Le sens de ce 3ème dimanche après l’Epiphanie est celui-ci : Les Gentils et les pécheurs entrent dans le royaume de Dieu.
La journée d’aujourd’hui reste complètement sous l’influence du mystère de l’Épiphanie. Dans les paroles et les chants de l’Église, nous voyons apparaître les trois principaux personnages ou groupes qui prennent part à la visite royale. L’Introït les signale brièvement : « Adorez le Seigneur, vous tous qui êtes ses anges ; Sion a entendu sa voix et s’est réjouie ; les filles de Juda ont été dans l’allégresse, le Seigneur est Roi… » Le Christ-Roi, Sion, c’est-à-dire l’Église, les filles de Juda qui représentent les enfants de l’église, voilà ce dont parle le texte liturgique.

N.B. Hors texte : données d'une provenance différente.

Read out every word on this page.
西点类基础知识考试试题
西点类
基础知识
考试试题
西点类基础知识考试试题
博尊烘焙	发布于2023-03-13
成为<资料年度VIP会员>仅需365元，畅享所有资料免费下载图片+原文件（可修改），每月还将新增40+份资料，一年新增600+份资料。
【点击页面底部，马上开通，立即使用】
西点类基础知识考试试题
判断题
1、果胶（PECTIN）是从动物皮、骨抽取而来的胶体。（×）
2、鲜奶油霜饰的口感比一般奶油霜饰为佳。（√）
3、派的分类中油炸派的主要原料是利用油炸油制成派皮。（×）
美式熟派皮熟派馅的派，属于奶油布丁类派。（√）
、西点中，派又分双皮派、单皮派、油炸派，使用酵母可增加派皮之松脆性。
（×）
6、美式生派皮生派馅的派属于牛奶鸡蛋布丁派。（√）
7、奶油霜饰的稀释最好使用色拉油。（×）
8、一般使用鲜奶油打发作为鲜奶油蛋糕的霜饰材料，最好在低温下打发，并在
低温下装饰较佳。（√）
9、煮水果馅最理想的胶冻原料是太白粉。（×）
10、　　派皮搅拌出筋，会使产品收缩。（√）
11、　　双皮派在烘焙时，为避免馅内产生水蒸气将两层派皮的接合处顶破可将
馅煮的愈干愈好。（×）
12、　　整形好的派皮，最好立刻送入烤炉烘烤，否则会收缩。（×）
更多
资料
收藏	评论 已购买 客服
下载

En outre, la liturgie décrit la vie dans l’Église : le Baptême, l’Eucharistie, la charité. Y a-t-il rien de plus beau que ces trois joyaux ? Le Baptême est représenté dans la guérison du lépreux. C’est une image qu’aimait beaucoup l’ancienne Église (les antiennes de Benedictus et de Magnificat ne traitent que de ce sujet). C’est le grand thème pascal que reprend si souvent le dimanche (cf. aussi l’Offert.). A l’Eucharistie font allusion ces paroles du Christ « être assis à table avec Abraham, Isaac et Jacob ». La belle Épître traite de la charité. Enfin la liturgie nous dit encore, à propos de l’Église, que les pécheurs (le lépreux) et les Gentils (le centurion) ont la première place dans le « royaume de Dieu » sur la terre.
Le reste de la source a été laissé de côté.